There’s a passage in the Sinclair Lewis novel It Can’t Happen Here that I’ve flagged. It’s about the fragility of social order, but on this particular day it reminds me of my bipolar friend …
“… The crust of learning and good manners and tolerance is so thin! It would take just a few thousand big shells and gas bombs to wipe out all the libraries and laboratories and art galleries … No inherent reason why our grandchildren – if anybody’s grandchildren survive – shouldn’t be living in caves and heaving rocks at catamounts. …”
I think sometimes about how miraculous it is that we make it from zygote to birth … all the pieces that have to fit together properly, all the intricate systems that have to align.
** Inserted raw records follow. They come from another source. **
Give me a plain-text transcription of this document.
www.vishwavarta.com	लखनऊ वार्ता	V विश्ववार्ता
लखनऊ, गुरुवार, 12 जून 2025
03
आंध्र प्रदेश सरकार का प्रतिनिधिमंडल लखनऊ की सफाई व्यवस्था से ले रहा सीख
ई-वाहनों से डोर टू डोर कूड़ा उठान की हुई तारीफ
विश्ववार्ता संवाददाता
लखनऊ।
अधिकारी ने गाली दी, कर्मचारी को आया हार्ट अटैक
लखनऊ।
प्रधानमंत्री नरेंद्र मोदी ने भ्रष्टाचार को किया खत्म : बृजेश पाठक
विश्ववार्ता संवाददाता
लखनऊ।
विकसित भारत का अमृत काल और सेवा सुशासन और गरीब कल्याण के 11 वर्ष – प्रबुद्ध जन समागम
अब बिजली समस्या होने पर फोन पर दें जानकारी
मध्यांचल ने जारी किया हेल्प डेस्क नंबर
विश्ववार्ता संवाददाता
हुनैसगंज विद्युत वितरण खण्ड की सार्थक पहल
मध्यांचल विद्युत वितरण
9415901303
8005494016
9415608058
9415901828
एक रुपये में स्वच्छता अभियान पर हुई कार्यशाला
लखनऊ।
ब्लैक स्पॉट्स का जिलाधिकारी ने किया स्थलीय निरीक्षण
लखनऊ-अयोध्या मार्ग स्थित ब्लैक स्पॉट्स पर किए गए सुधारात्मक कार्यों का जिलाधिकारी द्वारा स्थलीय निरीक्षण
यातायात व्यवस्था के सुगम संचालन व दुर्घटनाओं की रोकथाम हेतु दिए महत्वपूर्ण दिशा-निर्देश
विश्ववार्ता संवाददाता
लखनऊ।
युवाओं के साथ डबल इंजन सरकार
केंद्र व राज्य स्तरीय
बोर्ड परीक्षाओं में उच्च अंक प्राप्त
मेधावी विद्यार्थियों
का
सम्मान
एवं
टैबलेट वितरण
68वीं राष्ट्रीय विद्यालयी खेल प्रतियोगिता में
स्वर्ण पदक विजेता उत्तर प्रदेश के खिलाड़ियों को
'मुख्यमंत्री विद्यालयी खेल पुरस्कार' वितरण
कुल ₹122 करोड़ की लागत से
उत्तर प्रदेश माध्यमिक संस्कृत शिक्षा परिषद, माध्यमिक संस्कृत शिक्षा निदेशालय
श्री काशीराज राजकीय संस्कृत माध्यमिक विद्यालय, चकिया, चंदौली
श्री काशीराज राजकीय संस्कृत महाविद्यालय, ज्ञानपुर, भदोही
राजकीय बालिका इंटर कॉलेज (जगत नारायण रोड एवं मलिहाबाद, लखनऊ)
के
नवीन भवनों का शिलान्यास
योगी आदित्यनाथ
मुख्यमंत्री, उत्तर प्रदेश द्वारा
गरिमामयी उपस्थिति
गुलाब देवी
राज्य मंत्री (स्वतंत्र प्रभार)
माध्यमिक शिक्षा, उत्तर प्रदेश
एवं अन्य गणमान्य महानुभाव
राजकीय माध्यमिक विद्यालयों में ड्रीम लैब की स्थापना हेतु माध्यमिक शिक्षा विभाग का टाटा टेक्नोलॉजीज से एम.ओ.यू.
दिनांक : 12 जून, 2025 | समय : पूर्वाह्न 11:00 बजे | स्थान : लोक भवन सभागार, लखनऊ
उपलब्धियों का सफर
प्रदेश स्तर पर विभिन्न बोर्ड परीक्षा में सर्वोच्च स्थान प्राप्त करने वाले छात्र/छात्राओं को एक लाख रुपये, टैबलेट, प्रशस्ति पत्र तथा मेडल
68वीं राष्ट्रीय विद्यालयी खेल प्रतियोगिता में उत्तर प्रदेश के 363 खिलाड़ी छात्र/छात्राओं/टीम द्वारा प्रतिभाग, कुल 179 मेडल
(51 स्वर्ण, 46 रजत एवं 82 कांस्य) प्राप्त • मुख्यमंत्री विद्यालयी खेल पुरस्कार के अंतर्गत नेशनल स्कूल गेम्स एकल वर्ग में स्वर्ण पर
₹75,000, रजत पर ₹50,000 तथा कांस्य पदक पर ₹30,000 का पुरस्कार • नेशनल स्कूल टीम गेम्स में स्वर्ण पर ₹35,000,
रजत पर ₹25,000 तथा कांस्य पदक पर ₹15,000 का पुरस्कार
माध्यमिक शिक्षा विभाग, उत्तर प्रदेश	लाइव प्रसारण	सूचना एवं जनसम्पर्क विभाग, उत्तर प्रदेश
And then the enormous leap we make from birth to fully-integrated members of society … dear God.
But the crust of normalcy and sanity and functionality never does get very thick, does it? No matter how well-educated we are, how successful.
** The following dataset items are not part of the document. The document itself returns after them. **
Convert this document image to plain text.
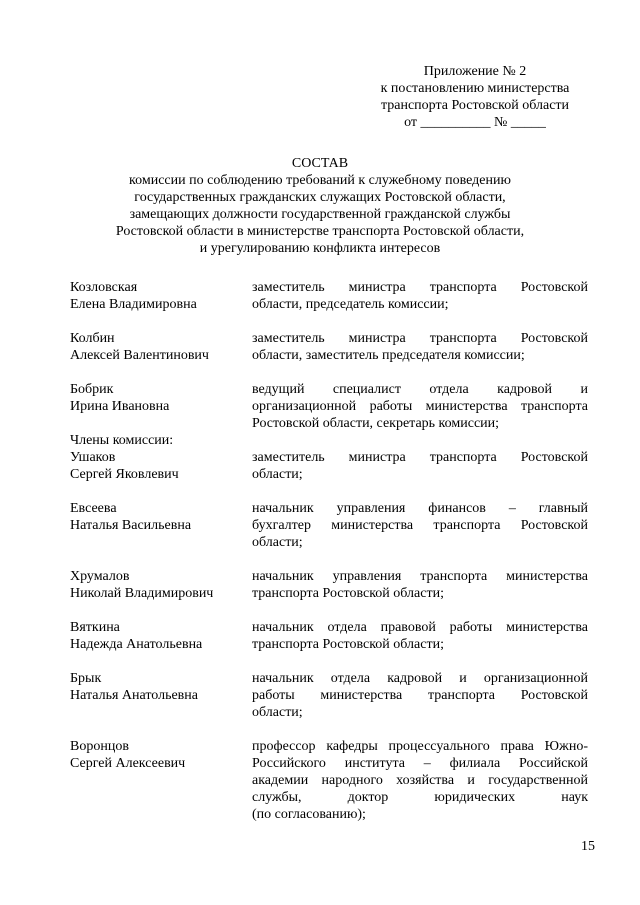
Приложение № 2
к постановлению министерства
транспорта Ростовской области
от __________ № _____
СОСТАВ
комиссии по соблюдению требований к служебному поведению
государственных гражданских служащих Ростовской области,
замещающих должности государственной гражданской службы
Ростовской области в министерстве транспорта Ростовской области,
и урегулированию конфликта интересов
Козловская
Елена Владимировна
заместитель министра транспорта Ростовской
области, председатель комиссии;
Колбин
Алексей Валентинович
заместитель министра транспорта Ростовской
области, заместитель председателя комиссии;
Бобрик
Ирина Ивановна
ведущий специалист отдела кадровой и
организационной работы министерства транспорта
Ростовской области, секретарь комиссии;
Члены комиссии:
Ушаков
Сергей Яковлевич
заместитель министра транспорта Ростовской
области;
Евсеева
Наталья Васильевна
начальник управления финансов – главный
бухгалтер министерства транспорта Ростовской
области;
Хрумалов
Николай Владимирович
начальник управления транспорта министерства
транспорта Ростовской области;
Вяткина
Надежда Анатольевна
начальник отдела правовой работы министерства
транспорта Ростовской области;
Брык
Наталья Анатольевна
начальник отдела кадровой и организационной
работы министерства транспорта Ростовской
области;
Воронцов
Сергей Алексеевич
профессор кафедры процессуального права Южно-
Российского института – филиала Российской
академии народного хозяйства и государственной
службы, доктор юридических наук
(по согласованию);
15
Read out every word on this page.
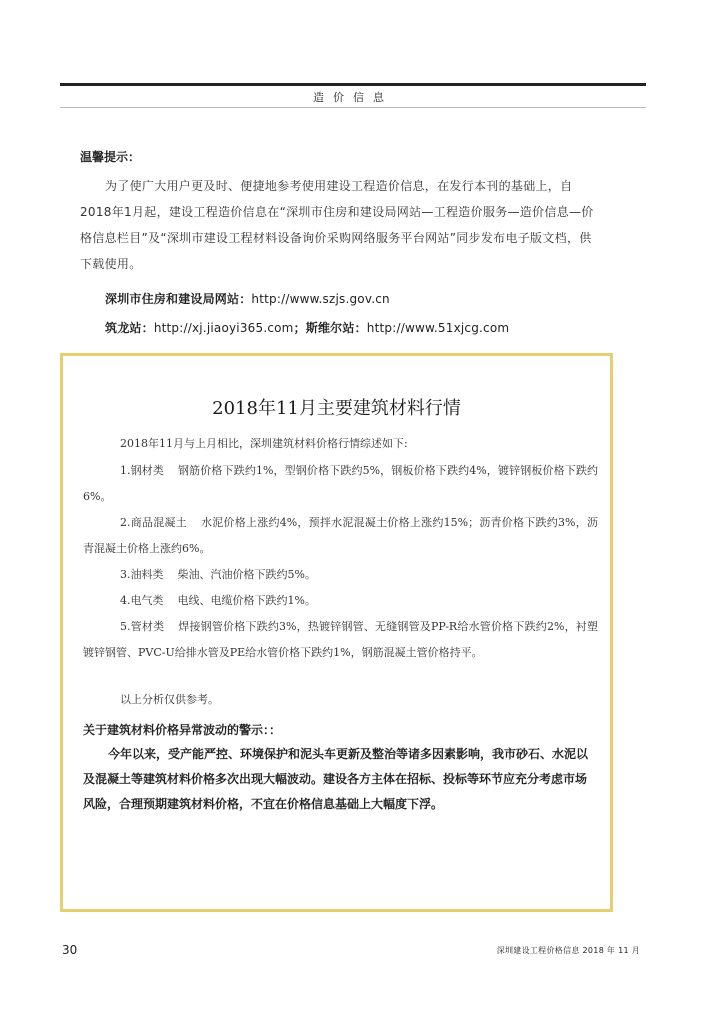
造价信息
温馨提示：
为了使广大用户更及时、便捷地参考使用建设工程造价信息，在发行本刊的基础上，自2018年1月起，建设工程造价信息在“深圳市住房和建设局网站—工程造价服务—造价信息—价格信息栏目”及“深圳市建设工程材料设备询价采购网络服务平台网站”同步发布电子版文档，供下载使用。
深圳市住房和建设局网站：http://www.szjs.gov.cn
筑龙站：http://xj.jiaoyi365.com；斯维尔站：http://www.51xjcg.com
2018年11月主要建筑材料行情
2018年11月与上月相比，深圳建筑材料价格行情综述如下:
1.钢材类 钢筋价格下跌约1%，型钢价格下跌约5%，钢板价格下跌约4%，镀锌钢板价格下跌约6%。
2.商品混凝土 水泥价格上涨约4%，预拌水泥混凝土价格上涨约15%；沥青价格下跌约3%，沥青混凝土价格上涨约6%。
3.油料类 柴油、汽油价格下跌约5%。
4.电气类 电线、电缆价格下跌约1%。
5.管材类 焊接钢管价格下跌约3%，热镀锌钢管、无缝钢管及PP-R给水管价格下跌约2%，衬塑镀锌钢管、PVC-U给排水管及PE给水管价格下跌约1%，钢筋混凝土管价格持平。
以上分析仅供参考。
关于建筑材料价格异常波动的警示：：
今年以来，受产能严控、环境保护和泥头车更新及整治等诸多因素影响，我市砂石、水泥以及混凝土等建筑材料价格多次出现大幅波动。建设各方主体在招标、投标等环节应充分考虑市场风险，合理预期建筑材料价格，不宜在价格信息基础上大幅度下浮。
30	深圳建设工程价格信息 2018 年 11 月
Reading one of my friend’s manifestos today, I felt a shock of recognition. I’m every bit as chaotic as he is, I think. We all are. The difference between us and him is our ability to hide our chaos from our neighbors and from ourselves. Look under my hood or your hood or the next guy’s, and you’ll find just as much duct tape and faulty wiring as it seems my friend has under his. We kid ourselves when we shake our heads and say, “There but for the grace of God go I.” Going there is part of the human condition. The trick, the one we do as much for others as for ourselves, is in pretending that we’re somewhere else.